Table of Contents
- Introduction
- What are Graphs?
- What is Node2Vec?
- Random Walks Generation
- Skip-Gram Architecture
- How it Works
- Implementation
- Why use Node2Vec?
- Concluding Remarks
- Resources
Introduction
This article is going to give an intuitive and technical understanding of the node2vec algorithm by Aditya Grover and Jure Leskovec. The paper can be found and read [[here](https://pypi.org/project/node2vec/)](https://github.com/aditya-grover/node2vec), for those who want to go more in-depth with the technical concepts introduced.

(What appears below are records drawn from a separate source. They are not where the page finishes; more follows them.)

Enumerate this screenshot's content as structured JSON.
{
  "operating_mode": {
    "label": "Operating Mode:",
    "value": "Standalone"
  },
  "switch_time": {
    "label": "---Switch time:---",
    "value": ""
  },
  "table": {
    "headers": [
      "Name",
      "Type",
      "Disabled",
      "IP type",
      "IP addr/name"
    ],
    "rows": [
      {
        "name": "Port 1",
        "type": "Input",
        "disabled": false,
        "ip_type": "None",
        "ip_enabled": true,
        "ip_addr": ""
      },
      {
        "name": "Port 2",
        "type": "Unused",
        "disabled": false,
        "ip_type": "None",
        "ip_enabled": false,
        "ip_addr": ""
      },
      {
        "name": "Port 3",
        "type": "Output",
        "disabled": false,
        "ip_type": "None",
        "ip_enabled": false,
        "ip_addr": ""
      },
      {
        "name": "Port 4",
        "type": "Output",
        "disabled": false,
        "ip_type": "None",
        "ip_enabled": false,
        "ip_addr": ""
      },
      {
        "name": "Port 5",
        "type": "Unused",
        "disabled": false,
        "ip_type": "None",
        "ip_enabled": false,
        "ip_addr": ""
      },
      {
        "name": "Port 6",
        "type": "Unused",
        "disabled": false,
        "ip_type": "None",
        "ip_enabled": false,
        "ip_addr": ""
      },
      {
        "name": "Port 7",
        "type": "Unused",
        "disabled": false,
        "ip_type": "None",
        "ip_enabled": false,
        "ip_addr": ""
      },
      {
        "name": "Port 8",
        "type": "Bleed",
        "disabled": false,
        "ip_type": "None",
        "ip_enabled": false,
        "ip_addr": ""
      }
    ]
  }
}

The authors of this paper have made an open-source package in python3 called node2vec which can be installed via pip and used for scalable feature learning on networks. There are various open-source implementations of this paper that can be found online, the repository created by the author Aditya can be found here. Another very popular and highly used implementation can also be found here. I will be using the latter package for the purposes of the tutorial and examples later on in this article.
What are Graphs?
Graphs theory, a field of mathematics dedicated to the studying of graphs. Graphs are mathematical structures that model pairwise relations between nodes [1]. These nodes are connected by edges when there is a relation between nodes. Nodes can also have relations with themselves, otherwise known as a self-loop. There are various forms of graphs, each form has a distinct different characteristic than the other, graphs can be directed, undirected, weighted, bipartite, etc. Each graph can also be mapped to an adjacency matrix. The elements within the adjacency matrix indicate whether pairs of nodes are adjacent to each other or not in the graph [1]. You can reference image 1 for a visual understanding of how a graph would look.

What is Node2Vec
A notable problem when working with networks, is transforming the network structure into numerical representation which can then be passed onto traditional machine learning algorithms. Node2Vec is an algorithm that allows the user to map nodes in a graph G to an embedding space. Generally, the embedding space is of lower dimensions than the number of nodes in the original graph G. The algorithm tries to preserve the initial structure within the original graph. Essentially, the nodes which are similar within the graph will yield similar embeddings in the embedding space. These embedding spaces are essentially a vector corresponding to each node in the network. The graph embeddings are commonly used as input features to solve machine learning problems oriented around link prediction, community detection, classification, etc.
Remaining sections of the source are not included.